Professor LMZ Khumalo of the University of Zululand says African children have to contend with language and knowledge before they can answer exam questions.

"Our children know their languages. Do not be fooled by people who say you need other people's languages to process information," Khumalo said.

Most children learn in their mother tongue for three to four years before switching to English or Afrikaans.

It is estimated that pupils need at least six to eight years to learn a second language, which at best will produce pass rates of between 30percent and 40percent.

This estimate is reflected in the poor matric pass rate among African children. Last year about 38percent failed matric.

Khumalo says Afrikaner children learn in Afrikaans from preschool right up to matric and university and produce excellent matric results. Government and parents are the ones who confuse children by teaching them in other people's languages.

Africans tend to ridicule anyone who cannot speak English. It has become a status symbol and a sign of intelligence.

"People died on June 16 1976 over language usage. But some languages are more equal than others," says Stanley Letsoko, a director at Wits Business School.

"Parents and the government lack confidence in our languages and their own culture. It is a common trait for the colonised to idolise the master and not to respect themselves.

"All the people of the world, the English, French, Germans, Spanish learn in their own languages. They guard them jealously for that reason - except the colonised.

"All that is needed is a bold step from the government - in five or six years everything will be fine," Khumalo said.

He says the university has compiled dictionaries for all disciplines from the arts to the sciences.

"We have had 15 years of democracy but that is not enough. We can only know that we are free in 40 years."

Letsoko says the government erred by pronouncing on a flawed policy that made all 11 languages official.

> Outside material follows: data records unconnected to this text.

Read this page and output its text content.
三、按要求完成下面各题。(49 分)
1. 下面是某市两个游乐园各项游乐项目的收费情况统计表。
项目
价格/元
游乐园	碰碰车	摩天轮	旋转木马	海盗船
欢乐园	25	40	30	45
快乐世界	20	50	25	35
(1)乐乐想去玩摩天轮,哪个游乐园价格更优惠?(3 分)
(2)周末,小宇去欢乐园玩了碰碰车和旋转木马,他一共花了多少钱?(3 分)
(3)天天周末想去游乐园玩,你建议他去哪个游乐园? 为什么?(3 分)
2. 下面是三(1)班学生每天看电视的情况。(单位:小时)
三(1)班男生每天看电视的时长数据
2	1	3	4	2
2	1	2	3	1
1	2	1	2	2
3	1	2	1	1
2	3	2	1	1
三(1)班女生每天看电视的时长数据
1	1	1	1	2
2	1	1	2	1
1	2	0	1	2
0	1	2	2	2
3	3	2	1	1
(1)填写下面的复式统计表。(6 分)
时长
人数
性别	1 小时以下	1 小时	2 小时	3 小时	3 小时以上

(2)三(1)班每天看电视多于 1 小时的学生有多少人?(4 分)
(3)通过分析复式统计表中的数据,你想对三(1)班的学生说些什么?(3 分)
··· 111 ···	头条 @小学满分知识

"Languages should be spoken but also have power. Ours do not. Most MPs do not bother to use African languages and we do not fight to protect our languages the way the Afrikaners do."

He cites the case of a Durban mother who went to court about the quality of the language taught in her son's school.

The mother of a pupil at Durban High School had complained that her son was being taught "kitchen Zulu". She believed it would be disadvantageous for him culturally and socially, and that the language was being subjugated in favour of English and Afrikaans.

She said she expected him to be taught isiZulu at the same level as English and Afrikaans, but the court heard that isiZulu and Afrikaans were taught at lower levels.

The court found that there was no justification for discriminating against isiZulu speakers.

English and Afrikaans are the preferred languages in Parliament and in business. Blacks themselves are the ones who promote English.

Letsoko says most French- speaking Africans had lost the bulk of their languages.

"To say all languages are official and equal is to duck the issue. The English are laughing while we make fools of ourselves over their language. English is the most exported commodity of their country," he says.

Sibusiso Nkosi of the Pan-South African Language Board says they would welcome a decision for mother tongue instruction in schools.

"We advocate mother tongue instruction for pupils as it will help them understand their studies. It should not only be used at university but should start in kindergarten," Nkosi says.

"If the Education Department were to consider its use, Pansalb would welcome it."

He says that Pansalb has developed lexicographies in all official languages, including Khoi and San, which would be published this year.